A empresa, então, recorreu ao TST.

LGPD e Marco Civil da Internet permitem uso da ferramenta

O relator, ministro Douglas Alencar Rodrigues, ressaltou que a utilização de dados de geolocalização é prova digital válida e precisa para apurar jornadas e vínculos trabalhistas, especialmente de quem desenvolve atividades externas. Segundo ele, o processo judicial não pode ficar imune às mudanças trazidas pelas novas tecnologias.

Quanto à questão da privacidade e do sigilo, o relator observou que o direito à prova de geolocalização pode ser exercido sem sacrificar a proteção de dados. “Basta que sejam solicitadas informações estritamente necessárias e que elas fiquem, por determinação do juiz, disponíveis apenas para as partes do processo”, avaliou. “Não há necessidade nem interesse de averiguar e fazer referências aos locais visitados fora do ambiente de trabalho.”

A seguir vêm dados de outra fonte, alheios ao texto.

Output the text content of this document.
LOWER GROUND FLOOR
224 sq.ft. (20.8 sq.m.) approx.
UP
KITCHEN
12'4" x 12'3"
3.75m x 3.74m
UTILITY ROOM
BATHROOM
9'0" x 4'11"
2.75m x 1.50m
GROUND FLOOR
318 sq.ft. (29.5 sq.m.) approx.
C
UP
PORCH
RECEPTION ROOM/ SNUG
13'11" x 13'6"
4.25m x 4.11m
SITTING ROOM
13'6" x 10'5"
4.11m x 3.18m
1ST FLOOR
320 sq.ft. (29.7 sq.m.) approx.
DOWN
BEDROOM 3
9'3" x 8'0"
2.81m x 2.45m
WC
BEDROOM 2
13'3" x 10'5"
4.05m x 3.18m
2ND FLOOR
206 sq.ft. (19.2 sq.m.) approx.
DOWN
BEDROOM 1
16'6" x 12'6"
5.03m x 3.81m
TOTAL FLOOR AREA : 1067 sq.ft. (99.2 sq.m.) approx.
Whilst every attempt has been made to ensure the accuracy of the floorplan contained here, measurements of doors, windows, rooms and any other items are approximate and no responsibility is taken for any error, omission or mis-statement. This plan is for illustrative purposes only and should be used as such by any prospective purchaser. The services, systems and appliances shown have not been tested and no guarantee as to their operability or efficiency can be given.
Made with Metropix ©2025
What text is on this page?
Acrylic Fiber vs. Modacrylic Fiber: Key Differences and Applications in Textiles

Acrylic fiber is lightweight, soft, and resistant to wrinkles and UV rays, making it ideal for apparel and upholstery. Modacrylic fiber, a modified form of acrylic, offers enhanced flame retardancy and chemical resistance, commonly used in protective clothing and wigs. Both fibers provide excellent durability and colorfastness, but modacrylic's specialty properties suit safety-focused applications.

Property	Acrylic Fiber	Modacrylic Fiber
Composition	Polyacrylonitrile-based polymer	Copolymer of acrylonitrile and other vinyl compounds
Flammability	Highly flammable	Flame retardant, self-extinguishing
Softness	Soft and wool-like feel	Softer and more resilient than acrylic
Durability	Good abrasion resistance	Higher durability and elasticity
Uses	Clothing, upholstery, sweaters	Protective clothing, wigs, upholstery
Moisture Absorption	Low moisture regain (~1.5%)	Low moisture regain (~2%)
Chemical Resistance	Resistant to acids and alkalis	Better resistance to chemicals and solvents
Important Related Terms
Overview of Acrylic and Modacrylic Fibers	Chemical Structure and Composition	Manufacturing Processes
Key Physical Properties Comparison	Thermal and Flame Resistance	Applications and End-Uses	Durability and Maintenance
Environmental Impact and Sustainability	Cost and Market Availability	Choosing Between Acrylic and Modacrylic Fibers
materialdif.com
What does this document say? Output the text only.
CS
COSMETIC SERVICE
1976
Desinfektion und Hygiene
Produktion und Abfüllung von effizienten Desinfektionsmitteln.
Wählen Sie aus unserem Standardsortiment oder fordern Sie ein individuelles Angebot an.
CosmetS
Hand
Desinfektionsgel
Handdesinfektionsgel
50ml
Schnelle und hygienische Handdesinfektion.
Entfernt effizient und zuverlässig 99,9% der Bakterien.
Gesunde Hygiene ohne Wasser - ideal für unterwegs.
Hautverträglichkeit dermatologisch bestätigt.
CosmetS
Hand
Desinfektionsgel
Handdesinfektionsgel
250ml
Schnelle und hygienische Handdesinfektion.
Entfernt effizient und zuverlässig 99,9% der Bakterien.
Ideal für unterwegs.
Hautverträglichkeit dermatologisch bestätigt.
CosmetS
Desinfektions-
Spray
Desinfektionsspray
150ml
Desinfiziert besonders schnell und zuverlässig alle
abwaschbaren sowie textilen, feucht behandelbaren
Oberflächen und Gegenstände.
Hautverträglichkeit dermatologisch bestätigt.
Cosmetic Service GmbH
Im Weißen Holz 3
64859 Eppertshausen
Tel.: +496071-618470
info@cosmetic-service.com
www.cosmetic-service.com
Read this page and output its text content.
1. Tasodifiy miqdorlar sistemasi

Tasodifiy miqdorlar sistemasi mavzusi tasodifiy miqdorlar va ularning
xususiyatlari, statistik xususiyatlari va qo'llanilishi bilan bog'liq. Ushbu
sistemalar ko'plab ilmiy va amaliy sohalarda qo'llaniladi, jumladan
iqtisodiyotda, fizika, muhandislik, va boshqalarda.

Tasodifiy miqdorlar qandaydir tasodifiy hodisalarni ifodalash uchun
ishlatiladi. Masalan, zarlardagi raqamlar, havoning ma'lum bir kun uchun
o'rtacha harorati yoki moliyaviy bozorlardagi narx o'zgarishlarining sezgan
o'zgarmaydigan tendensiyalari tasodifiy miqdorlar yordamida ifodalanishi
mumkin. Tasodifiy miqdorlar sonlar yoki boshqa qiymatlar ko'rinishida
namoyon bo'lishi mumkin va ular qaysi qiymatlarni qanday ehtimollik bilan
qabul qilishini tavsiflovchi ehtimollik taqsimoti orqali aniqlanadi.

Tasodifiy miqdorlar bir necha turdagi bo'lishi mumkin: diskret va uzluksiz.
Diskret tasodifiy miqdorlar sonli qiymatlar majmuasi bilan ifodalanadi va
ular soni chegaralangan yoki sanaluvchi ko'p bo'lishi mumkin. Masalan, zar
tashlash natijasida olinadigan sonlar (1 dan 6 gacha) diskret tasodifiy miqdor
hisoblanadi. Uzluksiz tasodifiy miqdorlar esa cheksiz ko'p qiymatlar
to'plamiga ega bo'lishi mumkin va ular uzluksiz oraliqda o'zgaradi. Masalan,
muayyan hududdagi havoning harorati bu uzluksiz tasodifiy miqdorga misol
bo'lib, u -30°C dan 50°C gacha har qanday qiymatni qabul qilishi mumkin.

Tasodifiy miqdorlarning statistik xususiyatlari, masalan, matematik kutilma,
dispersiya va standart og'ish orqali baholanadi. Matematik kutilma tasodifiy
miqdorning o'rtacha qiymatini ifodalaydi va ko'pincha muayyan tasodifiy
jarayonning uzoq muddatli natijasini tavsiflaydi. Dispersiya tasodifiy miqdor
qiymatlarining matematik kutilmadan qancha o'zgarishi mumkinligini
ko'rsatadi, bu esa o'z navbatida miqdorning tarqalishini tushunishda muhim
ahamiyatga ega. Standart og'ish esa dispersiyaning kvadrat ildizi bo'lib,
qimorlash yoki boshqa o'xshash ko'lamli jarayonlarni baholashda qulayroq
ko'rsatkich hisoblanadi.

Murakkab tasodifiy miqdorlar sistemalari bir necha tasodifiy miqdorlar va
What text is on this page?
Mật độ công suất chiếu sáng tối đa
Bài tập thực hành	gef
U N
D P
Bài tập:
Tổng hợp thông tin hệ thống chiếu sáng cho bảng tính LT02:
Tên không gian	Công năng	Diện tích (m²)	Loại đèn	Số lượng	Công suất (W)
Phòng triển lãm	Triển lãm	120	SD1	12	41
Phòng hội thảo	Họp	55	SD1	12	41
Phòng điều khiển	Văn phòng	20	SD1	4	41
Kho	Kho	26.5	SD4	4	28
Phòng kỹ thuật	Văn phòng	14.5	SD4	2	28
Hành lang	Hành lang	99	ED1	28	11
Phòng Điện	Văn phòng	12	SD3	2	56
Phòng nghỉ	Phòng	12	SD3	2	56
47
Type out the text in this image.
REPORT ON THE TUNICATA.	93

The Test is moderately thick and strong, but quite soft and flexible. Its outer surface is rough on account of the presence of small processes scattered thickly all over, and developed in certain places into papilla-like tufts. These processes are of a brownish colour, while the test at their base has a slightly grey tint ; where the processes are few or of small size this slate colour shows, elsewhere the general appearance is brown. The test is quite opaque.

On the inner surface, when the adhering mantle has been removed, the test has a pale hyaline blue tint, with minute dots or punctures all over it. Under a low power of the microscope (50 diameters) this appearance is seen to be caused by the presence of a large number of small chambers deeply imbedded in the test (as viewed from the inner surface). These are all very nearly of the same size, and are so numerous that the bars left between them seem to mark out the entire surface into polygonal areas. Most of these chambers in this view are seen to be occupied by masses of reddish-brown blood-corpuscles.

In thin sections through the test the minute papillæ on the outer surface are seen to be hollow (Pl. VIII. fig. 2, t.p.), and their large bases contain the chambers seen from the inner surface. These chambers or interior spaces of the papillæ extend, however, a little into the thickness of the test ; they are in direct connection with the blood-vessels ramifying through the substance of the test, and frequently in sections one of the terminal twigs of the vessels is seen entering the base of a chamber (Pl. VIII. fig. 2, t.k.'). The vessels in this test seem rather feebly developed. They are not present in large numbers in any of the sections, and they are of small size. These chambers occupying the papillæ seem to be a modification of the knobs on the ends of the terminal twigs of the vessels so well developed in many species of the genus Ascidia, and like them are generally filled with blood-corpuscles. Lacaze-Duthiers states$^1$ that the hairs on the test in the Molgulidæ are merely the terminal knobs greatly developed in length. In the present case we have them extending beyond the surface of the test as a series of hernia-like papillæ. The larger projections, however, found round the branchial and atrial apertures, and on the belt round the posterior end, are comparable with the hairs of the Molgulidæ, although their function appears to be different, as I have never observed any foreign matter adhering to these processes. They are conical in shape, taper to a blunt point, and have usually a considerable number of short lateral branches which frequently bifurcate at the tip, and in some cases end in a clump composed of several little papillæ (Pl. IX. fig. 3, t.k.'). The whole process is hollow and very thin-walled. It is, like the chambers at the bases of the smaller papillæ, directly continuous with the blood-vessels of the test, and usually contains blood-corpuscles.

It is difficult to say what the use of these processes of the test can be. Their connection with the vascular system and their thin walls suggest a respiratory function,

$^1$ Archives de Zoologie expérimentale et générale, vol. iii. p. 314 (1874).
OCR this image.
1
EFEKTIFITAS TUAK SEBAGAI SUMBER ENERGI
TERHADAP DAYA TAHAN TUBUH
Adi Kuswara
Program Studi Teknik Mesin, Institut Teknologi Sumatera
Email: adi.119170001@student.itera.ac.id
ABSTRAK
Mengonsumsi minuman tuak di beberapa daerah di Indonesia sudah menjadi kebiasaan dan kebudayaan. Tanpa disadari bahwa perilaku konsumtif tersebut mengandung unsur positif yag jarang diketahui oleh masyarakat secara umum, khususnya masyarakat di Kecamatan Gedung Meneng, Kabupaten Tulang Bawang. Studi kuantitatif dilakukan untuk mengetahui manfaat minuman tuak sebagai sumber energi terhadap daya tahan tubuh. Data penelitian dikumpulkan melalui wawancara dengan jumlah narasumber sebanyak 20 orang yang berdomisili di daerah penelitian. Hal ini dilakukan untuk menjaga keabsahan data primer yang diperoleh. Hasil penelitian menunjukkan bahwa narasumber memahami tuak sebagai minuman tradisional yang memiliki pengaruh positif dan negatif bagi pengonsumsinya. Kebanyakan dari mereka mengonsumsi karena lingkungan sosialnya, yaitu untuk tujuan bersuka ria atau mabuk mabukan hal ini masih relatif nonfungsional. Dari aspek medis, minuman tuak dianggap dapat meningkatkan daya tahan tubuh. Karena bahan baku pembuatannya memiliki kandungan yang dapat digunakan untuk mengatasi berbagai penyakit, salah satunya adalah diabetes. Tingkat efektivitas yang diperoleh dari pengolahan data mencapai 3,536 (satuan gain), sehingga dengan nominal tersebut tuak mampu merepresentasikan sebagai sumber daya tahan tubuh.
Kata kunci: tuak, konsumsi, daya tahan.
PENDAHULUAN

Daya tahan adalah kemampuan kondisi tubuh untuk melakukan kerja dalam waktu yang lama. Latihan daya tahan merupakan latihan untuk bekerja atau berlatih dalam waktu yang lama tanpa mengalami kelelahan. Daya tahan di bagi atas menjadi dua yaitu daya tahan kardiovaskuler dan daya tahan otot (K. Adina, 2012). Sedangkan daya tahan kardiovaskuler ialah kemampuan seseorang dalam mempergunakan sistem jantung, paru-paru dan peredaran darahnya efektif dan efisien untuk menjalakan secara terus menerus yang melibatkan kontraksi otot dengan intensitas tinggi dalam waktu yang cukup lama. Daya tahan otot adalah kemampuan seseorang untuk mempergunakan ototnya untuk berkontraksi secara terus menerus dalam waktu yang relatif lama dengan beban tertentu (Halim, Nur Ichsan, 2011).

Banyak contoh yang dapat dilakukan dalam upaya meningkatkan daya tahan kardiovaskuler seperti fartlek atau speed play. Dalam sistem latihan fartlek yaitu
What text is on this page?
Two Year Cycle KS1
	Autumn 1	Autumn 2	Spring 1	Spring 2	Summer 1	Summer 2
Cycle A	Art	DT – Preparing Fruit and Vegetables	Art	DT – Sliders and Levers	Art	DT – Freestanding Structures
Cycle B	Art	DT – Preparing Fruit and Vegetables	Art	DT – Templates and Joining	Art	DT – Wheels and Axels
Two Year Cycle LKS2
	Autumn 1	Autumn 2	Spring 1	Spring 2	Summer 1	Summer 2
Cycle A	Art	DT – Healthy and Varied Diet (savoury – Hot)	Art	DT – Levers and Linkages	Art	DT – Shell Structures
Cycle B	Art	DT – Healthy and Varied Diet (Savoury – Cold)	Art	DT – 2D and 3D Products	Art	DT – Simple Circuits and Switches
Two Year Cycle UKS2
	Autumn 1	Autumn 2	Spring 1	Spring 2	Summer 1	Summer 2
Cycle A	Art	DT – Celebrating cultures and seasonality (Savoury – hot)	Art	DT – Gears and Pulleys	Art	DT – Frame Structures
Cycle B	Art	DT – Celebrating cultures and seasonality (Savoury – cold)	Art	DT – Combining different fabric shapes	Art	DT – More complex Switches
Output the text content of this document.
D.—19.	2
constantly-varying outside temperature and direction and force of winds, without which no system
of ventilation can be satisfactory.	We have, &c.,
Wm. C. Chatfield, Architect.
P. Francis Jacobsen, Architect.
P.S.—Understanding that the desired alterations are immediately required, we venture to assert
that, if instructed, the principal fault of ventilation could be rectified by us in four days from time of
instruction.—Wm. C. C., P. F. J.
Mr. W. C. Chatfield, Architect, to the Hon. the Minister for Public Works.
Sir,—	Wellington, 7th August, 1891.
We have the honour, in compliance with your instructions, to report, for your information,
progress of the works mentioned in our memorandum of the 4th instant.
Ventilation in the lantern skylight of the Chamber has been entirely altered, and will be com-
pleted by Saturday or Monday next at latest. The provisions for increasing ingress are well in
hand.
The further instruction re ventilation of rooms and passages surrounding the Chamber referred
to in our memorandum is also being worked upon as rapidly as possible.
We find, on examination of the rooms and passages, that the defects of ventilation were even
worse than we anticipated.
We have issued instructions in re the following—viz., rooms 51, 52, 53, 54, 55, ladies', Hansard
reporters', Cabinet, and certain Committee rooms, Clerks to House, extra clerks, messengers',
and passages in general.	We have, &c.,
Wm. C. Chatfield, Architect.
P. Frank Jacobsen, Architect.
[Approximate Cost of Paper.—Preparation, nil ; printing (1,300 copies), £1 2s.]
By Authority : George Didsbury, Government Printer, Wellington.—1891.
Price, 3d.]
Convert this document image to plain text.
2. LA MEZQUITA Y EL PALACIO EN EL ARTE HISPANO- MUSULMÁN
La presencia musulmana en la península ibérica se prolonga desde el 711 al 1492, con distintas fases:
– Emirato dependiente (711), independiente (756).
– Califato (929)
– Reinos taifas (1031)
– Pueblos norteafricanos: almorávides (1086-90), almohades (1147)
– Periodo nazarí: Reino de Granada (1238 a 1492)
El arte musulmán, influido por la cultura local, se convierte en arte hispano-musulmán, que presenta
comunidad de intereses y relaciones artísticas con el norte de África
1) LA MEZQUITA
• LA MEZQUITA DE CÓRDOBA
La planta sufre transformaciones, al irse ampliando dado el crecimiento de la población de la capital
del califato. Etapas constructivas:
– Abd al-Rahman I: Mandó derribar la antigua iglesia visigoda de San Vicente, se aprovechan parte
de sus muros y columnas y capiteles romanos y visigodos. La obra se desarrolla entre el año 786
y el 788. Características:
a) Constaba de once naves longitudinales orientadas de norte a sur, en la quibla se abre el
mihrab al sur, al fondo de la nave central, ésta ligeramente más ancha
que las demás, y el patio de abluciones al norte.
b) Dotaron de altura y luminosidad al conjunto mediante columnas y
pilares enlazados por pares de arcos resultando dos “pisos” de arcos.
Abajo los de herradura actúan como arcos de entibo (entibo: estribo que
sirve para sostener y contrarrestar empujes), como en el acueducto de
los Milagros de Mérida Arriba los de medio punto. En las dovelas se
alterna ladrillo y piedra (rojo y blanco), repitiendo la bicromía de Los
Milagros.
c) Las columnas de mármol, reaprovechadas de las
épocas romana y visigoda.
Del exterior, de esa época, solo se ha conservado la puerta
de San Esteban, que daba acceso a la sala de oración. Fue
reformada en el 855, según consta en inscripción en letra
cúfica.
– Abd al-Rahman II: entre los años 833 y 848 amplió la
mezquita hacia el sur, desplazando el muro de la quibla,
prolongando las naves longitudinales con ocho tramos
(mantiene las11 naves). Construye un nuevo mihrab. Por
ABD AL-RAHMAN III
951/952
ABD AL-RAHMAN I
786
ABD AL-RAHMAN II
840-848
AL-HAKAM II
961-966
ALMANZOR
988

Douglas Alencar lembrou que a LGPD admite a utilização de dados pessoais para o exercício regular do direito em processo judicial. No mesmo sentido, o Marco Civil da Internet (Lei 12.965/2014) permite a requisição de registros e dados armazenados.

Informações devem ser mantidas em sigilo

Apesar da validade da geolocalização, o ministro ressaltou que a Vara do Trabalho não delimitou de forma adequada a medida. Por isso, o colegiado restringiu a prova aos horários de trabalho indicados pelo trabalhador e ao período firmado no contrato de trabalho. Determinou ainda o sigilo das informações obtidas. 

Ficaram vencidos os ministros Vieira de Mello Filho, Mauricio Godinho Delgado e Luiz José Dezena da Silva.

Banco também poderá usar geolocalização

Em outra decisão, a Quinta Turma do TST autorizou o uso da geolocalização para verificar as horas extras de uma bancária do Itaú Unibanco S.A. O pedido havia sido indeferido nas instâncias anteriores.

No recurso ao TST, o banco disse que vem sofrendo condenações ao pagamento de horas extras e, muitas vezes, não há como fazer a contraprova. Nesse sentido, sustentou que o uso da geolocalização como prova contribuiria para a celeridade processual e para um julgamento mais justo.

O relator deste caso também foi o ministro Douglas Alencar Rodrigues, que adotou, em seu voto, os mesmos fundamentos do mandado de segurança julgado pela SDI-2.

Por unanimidade, a Turma declarou nulos todos os atos processuais a partir do indeferimento da prova digital. Com isso, o processo deve retornar ao primeiro grau para reabertura da instrução processual. A prova da geolocalização também será limitada aos dias e horários informados pelas partes.